When The Land searched for Kochia scoparia on eBay this week, it was still available at a cost of $A1.15 per 100 seeds with free postage from Hong Kong.
In its submission to the inquiry eBay said it "has a plants and seeds policy which was developed in conjunction with the Department of Agriculture and incorporated warnings which are presented to eBay users looking for products within related categories and in response to search keywords related to plants and seeds".
A spokeswoman for eBay Aust-ralia said the company recently worked with the Agriculture Department to create a Plants and Seeds Policy (pages.ebay.com.au/ help/policies/plantsandseeds).
"This provides our buyers and sellers with an overview of relevant import/export and domestic transfer restrictions related to plants and seeds," she said.
"We also have buyer and seller messaging in place to address biosecurity issues.
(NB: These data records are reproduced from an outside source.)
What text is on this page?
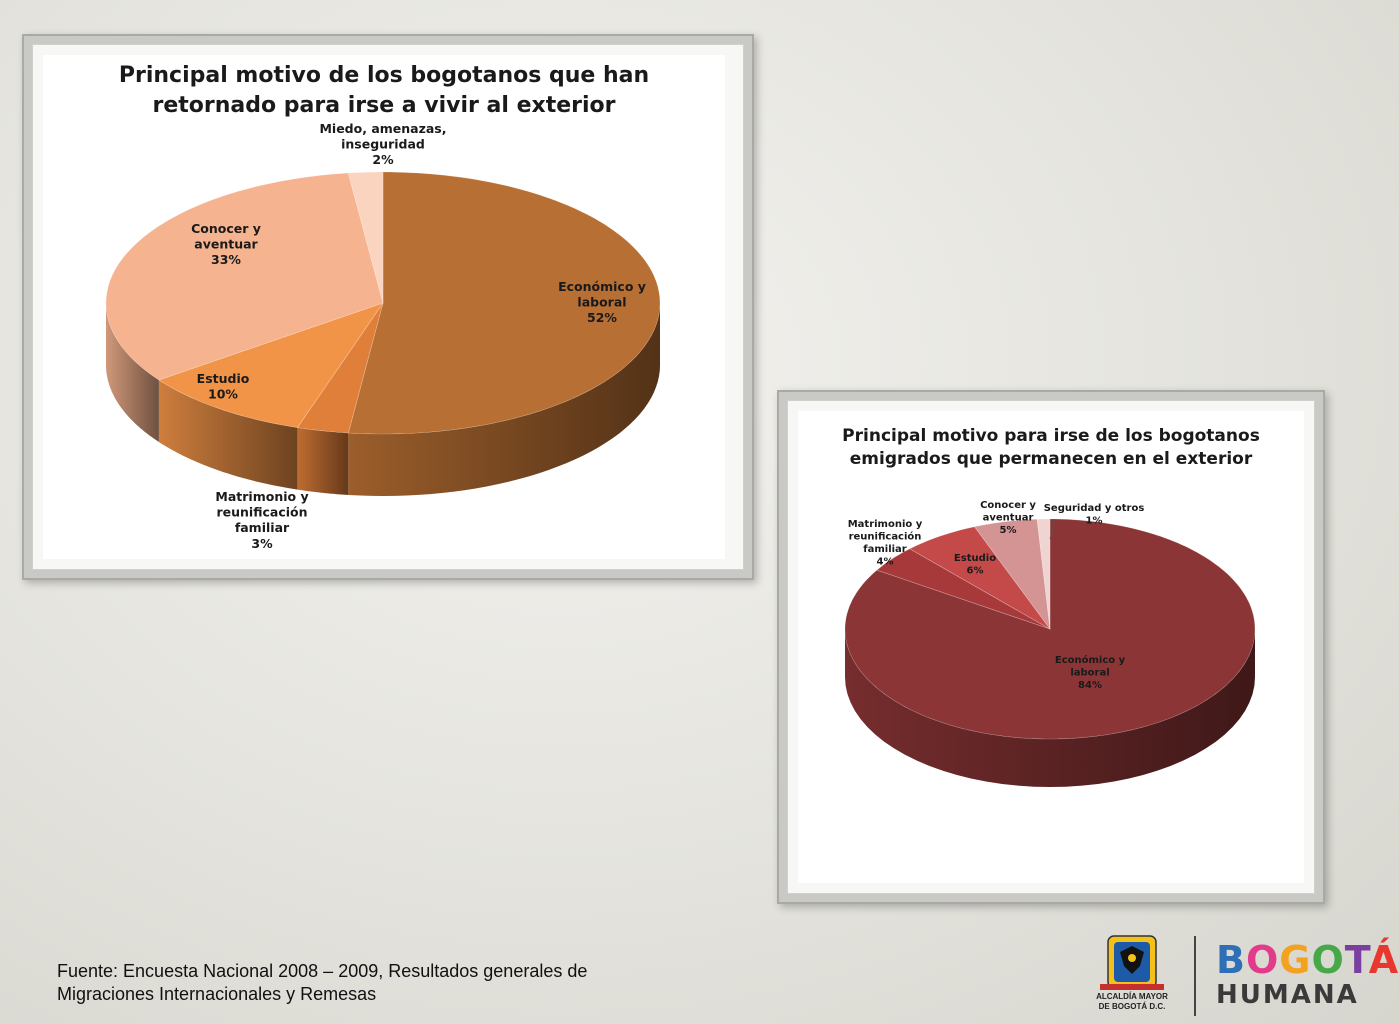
Principal motivo de los bogotanos que han
retornado para irse a vivir al exterior
Económico y laboral 52%
Matrimonio y reunificación familiar 3%
Estudio 10%
Conocer y aventuar 33%
Miedo, amenazas, inseguridad 2%
Principal motivo para irse de los bogotanos
emigrados que permanecen en el exterior
Económico y laboral 84%
Matrimonio y reunificación familiar 4%	Estudio 6%
Conocer y aventuar 5%
Seguridad y otros 1%
Fuente: Encuesta Nacional 2008 – 2009, Resultados generales de
Migraciones Internacionales y Remesas	ALCALDÍA MAYOR
DE BOGOTÁ D.C.
BOGOTÁ
HUMANA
These are displayed when certain keywords related to plants and seeds are searched.
"We have had no contact from the Invasive Species Council and no complaints."
However, she said eBay welcomed the opportunity to work more closely with the group and would remove offending listings if made aware of them.
"eBay works in partnership with regulators across many different categories to ensure responsible trading on the site. As you can imagine with 42 million listings on the site at any one time we really rely on partnering with experts like the Invasive Species Council to keep us up to date with happenings related to their line of work."
A spokesman for the Department of Agriculture said an importer might be subject to an investigation and possible criminal prosecution if any attempt was made to conceal goods, or if it can be shown the item was known to be of biosecurity risk and intentionally sent.
The spokesman said last year about 38 million of the 170m items of international mail were screened.
"The overall biosecurity compliance rate in the mail environment is 99.95 per cent," he said.
"This means that of the 170m mail items that come into Australia in a year we are looking for about 85,000 of them that could pose a risk."
However, Mr Cox said eBay still needed to improve its compliance mechanism and the information on its site warning people about Australian biosecurity obligations.
"The link to the quarantine information was broken (when he used the site)," he said.
A 2014 report - Review of weed management in NSW - by the NSW Natural Resource Commission, said weeds already cost the State's farmers $1.8 billion a year, while the Department of Agriculture says the problem costs agriculture $4b nationally.
The Departments of Environment and Customs both referred The Land to the Department of Agriculture for questions on the matter.
A report on the inquiry is due on December 3.